European Central Bank's tenth consecutive rate hike, US retail sales climb, and trouble for HS2 plans.

ECB Raise Rates 25bps

Yesterday saw the ECB raise rates by 25bps on their main refinancing operations (to 4.5%), marginal lending facility (to 4.75%) and the deposit facility (to 4%). This marked Frankfurt’s tenth consecutive rate hike and brings the main refinancing rate its highest level its highest level in 22 years while the deposit facility reached an all-time high. While the 25bps hike had not been fully priced in, the euro came under pressure given some dovish comments over inflation, discussed below.

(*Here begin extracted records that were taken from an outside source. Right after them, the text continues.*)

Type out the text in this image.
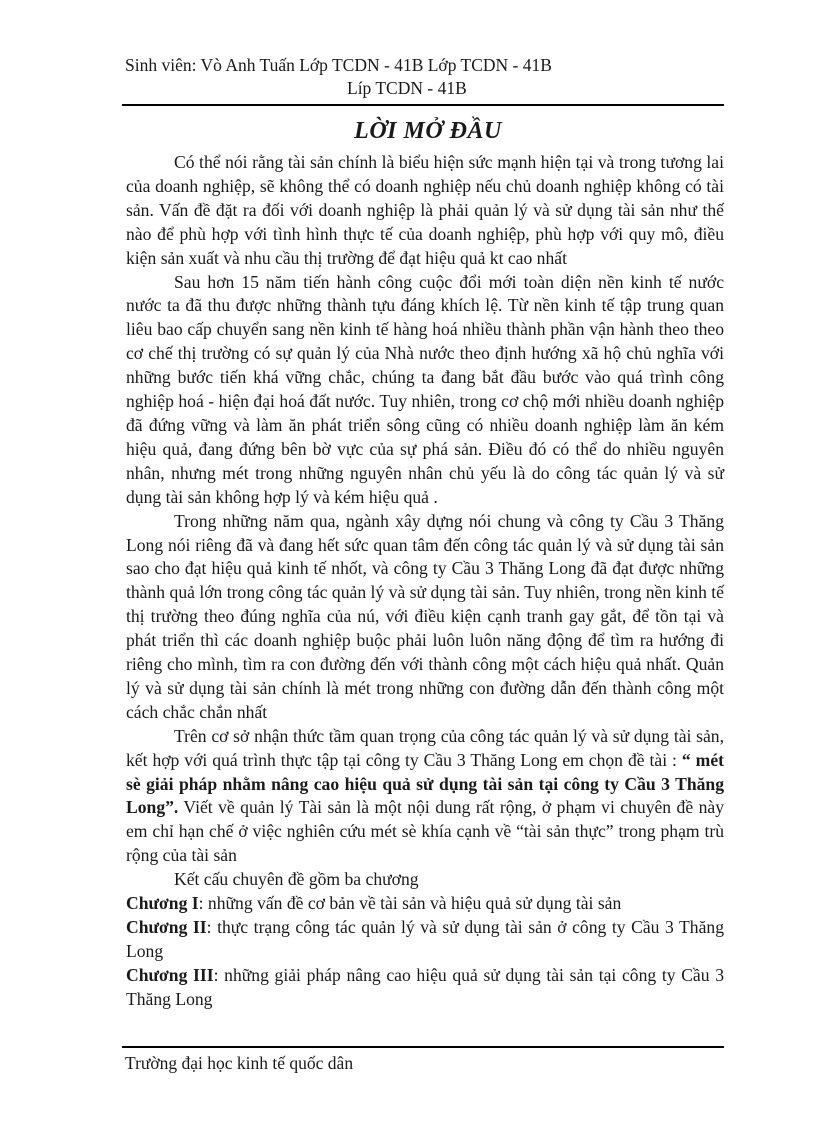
Sinh viên: Vò Anh Tuấn Lớp TCDN - 41B Lớp TCDN - 41B
Líp TCDN - 41B
LỜI MỞ ĐẦU

Có thể nói rằng tài sản chính là biểu hiện sức mạnh hiện tại và trong tương lai của doanh nghiệp, sẽ không thể có doanh nghiệp nếu chủ doanh nghiệp không có tài sản. Vấn đề đặt ra đối với doanh nghiệp là phải quản lý và sử dụng tài sản như thế nào để phù hợp với tình hình thực tế của doanh nghiệp, phù hợp với quy mô, điều kiện sản xuất và nhu cầu thị trường để đạt hiệu quả kt cao nhất

Sau hơn 15 năm tiến hành công cuộc đổi mới toàn diện nền kinh tế nước nước ta đã thu được những thành tựu đáng khích lệ. Từ nền kinh tế tập trung quan liêu bao cấp chuyển sang nền kinh tế hàng hoá nhiều thành phần vận hành theo theo cơ chế thị trường có sự quản lý của Nhà nước theo định hướng xã hộ chủ nghĩa với những bước tiến khá vững chắc, chúng ta đang bắt đầu bước vào quá trình công nghiệp hoá - hiện đại hoá đất nước. Tuy nhiên, trong cơ chộ mới nhiều doanh nghiệp đã đứng vững và làm ăn phát triển sông cũng có nhiều doanh nghiệp làm ăn kém hiệu quả, đang đứng bên bờ vực của sự phá sản. Điều đó có thể do nhiều nguyên nhân, nhưng mét trong những nguyên nhân chủ yếu là do công tác quản lý và sử dụng tài sản không hợp lý và kém hiệu quả .

Trong những năm qua, ngành xây dựng nói chung và công ty Cầu 3 Thăng Long nói riêng đã và đang hết sức quan tâm đến công tác quản lý và sử dụng tài sản sao cho đạt hiệu quả kinh tế nhốt, và công ty Cầu 3 Thăng Long đã đạt được những thành quả lớn trong công tác quản lý và sử dụng tài sản. Tuy nhiên, trong nền kinh tế thị trường theo đúng nghĩa của nú, với điều kiện cạnh tranh gay gắt, để tồn tại và phát triển thì các doanh nghiệp buộc phải luôn luôn năng động để tìm ra hướng đi riêng cho mình, tìm ra con đường đến với thành công một cách hiệu quả nhất. Quản lý và sử dụng tài sản chính là mét trong những con đường dẫn đến thành công một cách chắc chắn nhất

Trên cơ sở nhận thức tầm quan trọng của công tác quản lý và sử dụng tài sản, kết hợp với quá trình thực tập tại công ty Cầu 3 Thăng Long em chọn đề tài : “ mét sè giải pháp nhằm nâng cao hiệu quả sử dụng tài sản tại công ty Cầu 3 Thăng Long”. Viết về quản lý Tài sản là một nội dung rất rộng, ở phạm vi chuyên đề này em chỉ hạn chế ở việc nghiên cứu mét sè khía cạnh về “tài sản thực” trong phạm trù rộng của tài sản

Kết cấu chuyên đề gồm ba chương

Chương I: những vấn đề cơ bản về tài sản và hiệu quả sử dụng tài sản

Chương II: thực trạng công tác quản lý và sử dụng tài sản ở công ty Cầu 3 Thăng Long

Chương III: những giải pháp nâng cao hiệu quả sử dụng tài sản tại công ty Cầu 3 Thăng Long

Trường đại học kinh tế quốc dân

Behind the decision, the ECB citied in their Monetary Policy Statement how “inflation continues to decline but is still expected to remain too high for too long”. Interestingly, these were the exact same words used to open their previous Monetary Policy Statement released on 27 July where the central bank similarly raised rates 25bps. Since then, eurozone headline inflation (annualised) remained unchanged between July and August at 5.5%, though core inflation (annualised) eased from 5.5% to 5.3% between the same period. While this was a welcome sight for policy makers, core inflation nonetheless remains 0.4 percentage points off the bloc’s all-time high.

Sticking with inflation projections, Frankfurt’s macroeconomic projections for the euro area see “average inflation at 5.6% in 2023, 3.2% in 2024 and 2.1% in 2025”. While this marks a marginal upward revision for 2023 and 2024 (given inflationary pressures from energy), it is nonetheless a downward revision for 2025, giving markets some hope that the central bank may taper rates sooner and faster than previously projected over the coming years.

Given that some commentators had seen poor German and French growth figures as a reason to hold rates, Frankfurt’s decision to raise rates again may put further pressure on the Eurozone’s powerhouses. As such, regarding growth, Lagarde’s press conference saw the governor of the ECB state that “the risks to economic growth are tilted to the downside”. Moreover, as monetary conditions continue to tighten and external demand slips, Lagarde continued in stating that the “economy likely to remain subdued in the coming months” as the European services sector comes under particular pressure. Markets now turn to Eurozone growth figures along with preliminary inflation data on 29 September.

US Retail Sales Rise But Are Savings Being Eroded?

Yesterday showed US retail sales climb from 0.5% to 0.6% on a monthly basis, far surpassing expectations of a 0.2% print and giving the latest indicator that much of the US economy is remaining resilient in light of monetary conditions being at their tightest levels since 2008. Increased spending was seen at clothing shops (which rose 0.9%), electronics (which rose 0.7%) and health & personal care (which rose 0.5%). Retail sales rising comes despite many US consumers’ savings accrued during covid being eroded. Indeed, as the Economist pointed out earlier last month “Research by Hamza Abdelrahman and Luiz Oliveira of the Federal Reserve Bank of San Francisco suggests that Americans have burned through more than 90% of the “excess savings” they amassed in 2020 and 2021. What little remains, the economists estimate, is likely to be gone by the end of September.” Indeed, over Covid monthly personal savings across the US rose sizeably to 30% (of income) from 9% the year before. Now, following tighter fiscal and monetary conditions, monthly personal savings have plummeted to just 4.3%. While the question of whether US households will get through their savings is still up for debate, some will question whether retail sales can continue to climb given the erosion of many household savings.

Trouble on the Tracks for HS2?

Yesterday, Downing Street seemingly refused to commit to whether HS2 will run into the North of England. This has driven up the already existing speculation that the Northern England leg could be axed as costs and delays continue to embarrass the government. Earlier this year a leaked document suggested that £2.3bn had already been spent on stage two between Birmingham and Manchester but £35bn could be saved by axing the phase all together. All eyes are now on how Downing Street will respond to the latest speculation as tracks continue to be laid.